Un sourire fit une timide apparition en constatant l'arrivée de son père. L'homme l'approcha d'un pas jovial, un sac coincé sous le bras.
- Bonjour ma puce. Je t'ai apporté quelques kilos de ta glace préférée.
- Bonjour papa. Merci, c'est gentil.
Arrivé près d'elle, le sorcier la fixa avant de poser ses deux mains sur les joues de la jeune femme après avoir posé son colis à terre.
- Tu as une drôle de tête, ma petite fleur. Est-ce que c'est Bill ? Sa blessure s'aggrave ? Demanda-t-il d'un ton incertain.
Ce n'était pas une supposition déraisonnable. Depuis l'attaque de loup-garou qui avait laissé son mari défiguré, il y avait eu des changements. Les mots se bousculaient dans son esprit en réponse.
Bill ne dormait plus très bien, sa qualité de sommeil dépendait dorénavant du cycle lunaire. La cicatrisation de sa joue avançait bien mais il cachait sa douleur. Sa patience avait beaucoup diminué. La fatigue et la douleur pouvaient changer quelqu'un. Ils avaient discuté avec des spécialistes mais Bill refusait de prendre des potions de sommeil à vie.
Il y avait la honte aussi.
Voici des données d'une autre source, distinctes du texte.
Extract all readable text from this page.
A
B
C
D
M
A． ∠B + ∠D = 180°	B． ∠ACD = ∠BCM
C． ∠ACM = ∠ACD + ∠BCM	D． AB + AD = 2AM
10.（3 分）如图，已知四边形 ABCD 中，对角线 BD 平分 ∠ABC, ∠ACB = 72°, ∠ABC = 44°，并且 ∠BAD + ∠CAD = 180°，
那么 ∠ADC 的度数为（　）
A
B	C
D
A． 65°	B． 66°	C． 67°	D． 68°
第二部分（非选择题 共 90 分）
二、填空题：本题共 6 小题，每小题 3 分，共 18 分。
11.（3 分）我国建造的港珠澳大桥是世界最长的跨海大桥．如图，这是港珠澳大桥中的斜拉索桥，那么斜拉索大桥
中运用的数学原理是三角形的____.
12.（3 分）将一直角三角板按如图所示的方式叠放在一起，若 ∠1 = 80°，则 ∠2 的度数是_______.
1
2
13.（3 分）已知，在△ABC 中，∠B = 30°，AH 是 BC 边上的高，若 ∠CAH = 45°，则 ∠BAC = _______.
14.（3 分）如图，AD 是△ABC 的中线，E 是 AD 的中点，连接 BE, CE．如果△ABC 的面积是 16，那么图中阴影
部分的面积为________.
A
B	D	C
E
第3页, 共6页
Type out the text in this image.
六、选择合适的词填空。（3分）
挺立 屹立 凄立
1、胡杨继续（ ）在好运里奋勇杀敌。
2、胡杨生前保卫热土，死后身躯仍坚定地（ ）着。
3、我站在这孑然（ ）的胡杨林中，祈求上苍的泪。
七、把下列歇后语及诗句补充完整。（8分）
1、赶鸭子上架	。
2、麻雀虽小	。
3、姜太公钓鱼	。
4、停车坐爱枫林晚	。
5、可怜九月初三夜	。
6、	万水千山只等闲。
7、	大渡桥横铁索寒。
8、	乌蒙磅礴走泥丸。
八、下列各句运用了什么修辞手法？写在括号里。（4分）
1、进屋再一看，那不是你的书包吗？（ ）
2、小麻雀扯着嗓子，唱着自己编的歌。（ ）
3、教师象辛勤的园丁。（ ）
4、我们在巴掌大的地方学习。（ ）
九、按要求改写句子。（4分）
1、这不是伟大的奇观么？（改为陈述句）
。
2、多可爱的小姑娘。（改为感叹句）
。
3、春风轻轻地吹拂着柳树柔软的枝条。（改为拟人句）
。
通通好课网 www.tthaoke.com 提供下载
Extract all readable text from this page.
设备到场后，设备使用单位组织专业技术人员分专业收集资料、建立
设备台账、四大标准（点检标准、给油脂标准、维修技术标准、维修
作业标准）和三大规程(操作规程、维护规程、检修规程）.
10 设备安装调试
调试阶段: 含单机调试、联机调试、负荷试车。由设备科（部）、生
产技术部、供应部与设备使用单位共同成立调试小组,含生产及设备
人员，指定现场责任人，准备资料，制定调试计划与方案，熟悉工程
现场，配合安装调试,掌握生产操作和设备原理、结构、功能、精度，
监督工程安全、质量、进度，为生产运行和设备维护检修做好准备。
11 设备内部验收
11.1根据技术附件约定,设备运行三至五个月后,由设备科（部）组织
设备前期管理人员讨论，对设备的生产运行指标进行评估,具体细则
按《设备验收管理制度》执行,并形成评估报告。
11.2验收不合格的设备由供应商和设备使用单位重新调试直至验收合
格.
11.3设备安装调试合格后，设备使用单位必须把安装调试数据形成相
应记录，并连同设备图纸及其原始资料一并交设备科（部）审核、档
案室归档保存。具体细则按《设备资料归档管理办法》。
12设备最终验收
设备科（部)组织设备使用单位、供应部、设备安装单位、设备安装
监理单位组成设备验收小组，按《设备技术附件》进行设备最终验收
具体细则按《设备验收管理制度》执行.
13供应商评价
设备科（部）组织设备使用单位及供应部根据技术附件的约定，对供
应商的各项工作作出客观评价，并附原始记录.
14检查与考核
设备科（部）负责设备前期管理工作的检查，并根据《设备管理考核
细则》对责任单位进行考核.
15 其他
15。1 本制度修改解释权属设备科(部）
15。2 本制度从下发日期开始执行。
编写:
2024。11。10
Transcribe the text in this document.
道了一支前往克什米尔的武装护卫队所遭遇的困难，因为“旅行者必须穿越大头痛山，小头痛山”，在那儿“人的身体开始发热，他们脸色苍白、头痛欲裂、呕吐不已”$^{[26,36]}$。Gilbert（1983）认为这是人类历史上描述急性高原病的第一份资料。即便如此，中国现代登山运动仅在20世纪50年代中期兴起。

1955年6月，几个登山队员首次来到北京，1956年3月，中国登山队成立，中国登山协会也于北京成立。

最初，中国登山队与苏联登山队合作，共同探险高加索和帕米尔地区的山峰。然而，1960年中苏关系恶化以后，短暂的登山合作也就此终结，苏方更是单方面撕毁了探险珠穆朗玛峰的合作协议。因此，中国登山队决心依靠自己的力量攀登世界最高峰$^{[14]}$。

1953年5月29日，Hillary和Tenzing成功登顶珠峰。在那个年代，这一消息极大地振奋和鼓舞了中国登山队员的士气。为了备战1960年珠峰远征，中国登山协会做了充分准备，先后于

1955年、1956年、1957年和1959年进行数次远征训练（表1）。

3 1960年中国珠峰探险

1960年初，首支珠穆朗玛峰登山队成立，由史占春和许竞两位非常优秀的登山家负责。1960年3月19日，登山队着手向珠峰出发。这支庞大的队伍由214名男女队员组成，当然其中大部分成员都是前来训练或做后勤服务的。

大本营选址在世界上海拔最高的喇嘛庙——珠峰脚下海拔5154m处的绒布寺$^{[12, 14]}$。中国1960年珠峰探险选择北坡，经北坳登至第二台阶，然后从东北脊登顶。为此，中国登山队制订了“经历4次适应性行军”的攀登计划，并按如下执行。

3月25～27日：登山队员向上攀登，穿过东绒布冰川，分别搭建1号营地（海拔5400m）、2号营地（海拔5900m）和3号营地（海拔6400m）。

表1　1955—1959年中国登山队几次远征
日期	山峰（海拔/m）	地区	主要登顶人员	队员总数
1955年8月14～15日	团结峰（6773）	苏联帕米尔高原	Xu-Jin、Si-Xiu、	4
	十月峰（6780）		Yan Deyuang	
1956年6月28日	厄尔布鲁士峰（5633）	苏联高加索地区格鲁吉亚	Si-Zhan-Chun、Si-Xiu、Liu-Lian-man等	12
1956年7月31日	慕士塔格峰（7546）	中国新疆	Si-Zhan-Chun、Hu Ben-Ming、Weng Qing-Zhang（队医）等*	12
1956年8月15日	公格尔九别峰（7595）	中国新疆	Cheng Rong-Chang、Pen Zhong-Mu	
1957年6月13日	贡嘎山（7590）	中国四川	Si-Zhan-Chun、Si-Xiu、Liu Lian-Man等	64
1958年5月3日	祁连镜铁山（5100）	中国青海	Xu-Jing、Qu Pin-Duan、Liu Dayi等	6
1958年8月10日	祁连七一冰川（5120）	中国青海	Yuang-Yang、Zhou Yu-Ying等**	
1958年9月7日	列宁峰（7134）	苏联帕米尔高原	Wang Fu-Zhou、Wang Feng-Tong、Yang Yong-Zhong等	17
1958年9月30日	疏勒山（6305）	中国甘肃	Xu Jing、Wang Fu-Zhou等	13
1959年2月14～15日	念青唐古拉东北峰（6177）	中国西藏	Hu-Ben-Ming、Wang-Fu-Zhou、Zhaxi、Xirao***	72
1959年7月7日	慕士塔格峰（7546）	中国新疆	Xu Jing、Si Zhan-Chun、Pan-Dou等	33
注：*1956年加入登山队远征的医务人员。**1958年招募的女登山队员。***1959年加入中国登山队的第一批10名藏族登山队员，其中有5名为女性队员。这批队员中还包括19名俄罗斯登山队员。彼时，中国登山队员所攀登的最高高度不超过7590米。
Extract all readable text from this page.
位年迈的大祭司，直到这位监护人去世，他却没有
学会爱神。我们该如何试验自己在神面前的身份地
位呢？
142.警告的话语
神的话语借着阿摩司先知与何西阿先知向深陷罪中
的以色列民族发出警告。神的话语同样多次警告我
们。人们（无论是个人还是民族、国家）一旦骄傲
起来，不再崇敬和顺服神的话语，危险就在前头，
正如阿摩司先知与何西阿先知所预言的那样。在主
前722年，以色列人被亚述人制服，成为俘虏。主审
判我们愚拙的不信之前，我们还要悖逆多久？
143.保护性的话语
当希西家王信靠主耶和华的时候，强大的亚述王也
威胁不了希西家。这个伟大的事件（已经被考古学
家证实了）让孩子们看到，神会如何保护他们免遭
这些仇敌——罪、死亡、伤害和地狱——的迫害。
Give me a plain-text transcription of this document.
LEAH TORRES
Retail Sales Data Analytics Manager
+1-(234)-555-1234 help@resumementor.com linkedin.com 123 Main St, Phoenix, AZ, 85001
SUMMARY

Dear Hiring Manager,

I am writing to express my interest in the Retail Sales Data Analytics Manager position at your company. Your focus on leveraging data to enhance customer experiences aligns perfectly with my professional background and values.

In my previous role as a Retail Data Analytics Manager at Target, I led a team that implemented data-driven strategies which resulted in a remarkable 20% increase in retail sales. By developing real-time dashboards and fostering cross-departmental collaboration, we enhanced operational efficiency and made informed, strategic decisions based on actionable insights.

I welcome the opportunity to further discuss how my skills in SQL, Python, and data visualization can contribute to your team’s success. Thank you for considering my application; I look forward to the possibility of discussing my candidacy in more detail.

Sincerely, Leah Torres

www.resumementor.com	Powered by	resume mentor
Parce qu'admettre que changer de cuisson pour la viande revenait à reconnaître qu'il y avait un problème. Et puis une blessure par loup-garou était tabou. Certains collègues l’évitaient dorénavant.
La peur aussi était là à chaque pleine lune, que la maladie se propage et qu'il se transforme. Et une forme de colère car ils avaient dû prendre quelques décisions comme renoncer à adopter un croup, les animaux étant dorénavant craintifs en sa présence.
Mais les mots restèrent coincés dans sa gorge. Parce que la douleur de Bill était aussi indirectement la sienne et qu'elle ne pouvait rien faire. Il n'y aurait jamais de guérison.
- Maman a raison. L'impuissance, c'est terrible.
Son père tendit les bras vers elle avant de la bercer légèrement.
- Oh ! Ma très chère fille, rentrons manger un petit quelque chose, je vais te raconter les derniers potins de la maison, ça va te changer un peu les idées,. Ne le dis pas à ta mère mais il se pourrait que je te laisse manger de la glace alors qu'on est à une heure de déjeuner.
Fleur éclata d'un rire étranglé. Combien de fois avait-il prononcé ces mots dans le passé ?
Tous deux restèrent là de longues secondes avant de prendre le chemin de la maison.